MODERN VERSIONS OF DICK AND JANE

Books Choose Malawi Over the Recycling Bins

Thorntown, Indiana … From the 1930s to the 1960s Dick and Jane were the main fictitious characters used in basic readers to teach children to read in the United States. The names Dick and Jane grew to represent learning in the classroom. While not featured in a series of school book illustrations, two Indiana couples are playing the part of a modern-day Dick and Jane in order to teach Malawi children how to read. Not the text, as in the case of Dick and Jane, but they are focused on the textbooks themselves. They are Theresa and Marvin Hayden, and Doug and Sheila McDonald, both from near Thorntown, Indiana. Here is how they, and the staff from two schools, are helping children to learn to read.

 

Although Theresa has retired from the Indianapolis school system, she has a daughter-in-law, Abby Hayden, who is the Vice-Assistant Principal at the elementary school in Thorntown, Indiana. The school made a large donation of books last year, avoiding their demise in the recycling bins, so the idea of sending books to Malawi was not new. Theresa called on Abby to help, and Abby talked with Pam Taylor the principal.
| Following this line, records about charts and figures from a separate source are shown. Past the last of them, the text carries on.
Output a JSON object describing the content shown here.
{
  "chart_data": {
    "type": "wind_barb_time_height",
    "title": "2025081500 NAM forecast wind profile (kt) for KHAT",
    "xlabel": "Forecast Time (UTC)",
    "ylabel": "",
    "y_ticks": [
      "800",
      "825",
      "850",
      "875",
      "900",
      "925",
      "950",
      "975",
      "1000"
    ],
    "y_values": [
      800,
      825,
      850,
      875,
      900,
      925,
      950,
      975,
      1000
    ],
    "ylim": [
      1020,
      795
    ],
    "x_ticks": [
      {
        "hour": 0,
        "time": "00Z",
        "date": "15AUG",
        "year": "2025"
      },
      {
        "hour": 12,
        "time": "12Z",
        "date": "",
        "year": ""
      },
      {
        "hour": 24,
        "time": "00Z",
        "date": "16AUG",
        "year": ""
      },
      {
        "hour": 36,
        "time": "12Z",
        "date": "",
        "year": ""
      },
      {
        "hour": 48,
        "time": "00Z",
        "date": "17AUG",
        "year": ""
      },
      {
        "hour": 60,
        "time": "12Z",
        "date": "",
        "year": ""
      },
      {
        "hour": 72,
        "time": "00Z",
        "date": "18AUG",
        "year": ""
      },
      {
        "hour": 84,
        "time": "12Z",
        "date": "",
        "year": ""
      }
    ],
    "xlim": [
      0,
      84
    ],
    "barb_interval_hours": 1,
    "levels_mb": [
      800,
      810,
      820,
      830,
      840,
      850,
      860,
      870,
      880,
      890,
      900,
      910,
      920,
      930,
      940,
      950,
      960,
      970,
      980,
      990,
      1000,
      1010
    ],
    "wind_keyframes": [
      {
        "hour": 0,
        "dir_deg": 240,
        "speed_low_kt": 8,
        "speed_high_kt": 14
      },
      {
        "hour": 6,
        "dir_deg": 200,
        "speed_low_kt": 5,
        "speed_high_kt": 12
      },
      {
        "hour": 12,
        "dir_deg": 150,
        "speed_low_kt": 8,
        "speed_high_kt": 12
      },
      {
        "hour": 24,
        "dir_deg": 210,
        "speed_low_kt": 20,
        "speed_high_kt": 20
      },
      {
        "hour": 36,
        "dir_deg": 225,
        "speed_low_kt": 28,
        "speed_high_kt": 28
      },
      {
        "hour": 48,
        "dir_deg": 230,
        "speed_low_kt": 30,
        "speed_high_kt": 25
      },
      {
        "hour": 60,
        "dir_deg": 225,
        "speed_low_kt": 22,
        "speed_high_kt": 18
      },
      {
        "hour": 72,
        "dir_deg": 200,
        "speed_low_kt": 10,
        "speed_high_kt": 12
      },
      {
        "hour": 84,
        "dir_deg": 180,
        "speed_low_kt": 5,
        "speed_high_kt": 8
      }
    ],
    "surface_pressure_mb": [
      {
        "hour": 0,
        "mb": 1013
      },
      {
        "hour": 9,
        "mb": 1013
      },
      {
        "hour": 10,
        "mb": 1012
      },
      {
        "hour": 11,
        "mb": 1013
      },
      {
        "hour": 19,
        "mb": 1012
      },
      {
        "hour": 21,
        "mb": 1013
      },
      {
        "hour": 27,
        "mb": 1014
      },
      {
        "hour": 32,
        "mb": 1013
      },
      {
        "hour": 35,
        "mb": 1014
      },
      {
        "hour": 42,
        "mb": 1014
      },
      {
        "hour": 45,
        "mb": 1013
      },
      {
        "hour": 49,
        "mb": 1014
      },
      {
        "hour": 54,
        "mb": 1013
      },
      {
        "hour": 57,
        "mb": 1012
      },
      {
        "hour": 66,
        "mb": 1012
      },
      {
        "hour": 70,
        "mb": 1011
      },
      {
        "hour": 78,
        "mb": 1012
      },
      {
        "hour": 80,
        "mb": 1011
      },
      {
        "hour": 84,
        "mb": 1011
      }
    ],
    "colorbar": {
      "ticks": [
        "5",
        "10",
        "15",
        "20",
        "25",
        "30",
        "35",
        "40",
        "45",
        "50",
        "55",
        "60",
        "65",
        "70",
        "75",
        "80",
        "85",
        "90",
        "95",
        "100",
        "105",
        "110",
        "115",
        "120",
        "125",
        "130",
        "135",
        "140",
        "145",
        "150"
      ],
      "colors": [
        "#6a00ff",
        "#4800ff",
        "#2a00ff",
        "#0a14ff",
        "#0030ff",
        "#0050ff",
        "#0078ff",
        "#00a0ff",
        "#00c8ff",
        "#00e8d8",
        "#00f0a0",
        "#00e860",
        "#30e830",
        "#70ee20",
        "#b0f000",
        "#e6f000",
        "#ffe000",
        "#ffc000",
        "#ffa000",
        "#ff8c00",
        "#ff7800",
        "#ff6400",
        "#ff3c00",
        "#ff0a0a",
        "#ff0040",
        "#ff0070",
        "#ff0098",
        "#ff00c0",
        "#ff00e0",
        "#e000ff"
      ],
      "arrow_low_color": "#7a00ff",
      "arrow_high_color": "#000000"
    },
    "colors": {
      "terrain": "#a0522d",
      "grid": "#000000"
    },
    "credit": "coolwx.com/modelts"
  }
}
Together they rallied the staff at the school. Doug and Sheila arrived with a large trailer, and with the help of custodians, staff, and grandchildren, the trailer was quickly loaded. Language arts books for grades 1 to 6 will now help Malawi children rather than ending their careers in the recycling bin.

 

The first stop was the Thorntown Elementary School. Next, they moved to the Granville Wells School and repeated the process. At the end of the day, two trailer loads of books reached the storage warehouse to await shipment to Malawi.

 

Thanks to a group of modern-day Dick and Jane’s, the books will continue to enjoy a long and prosperous life helping children in Central Africa.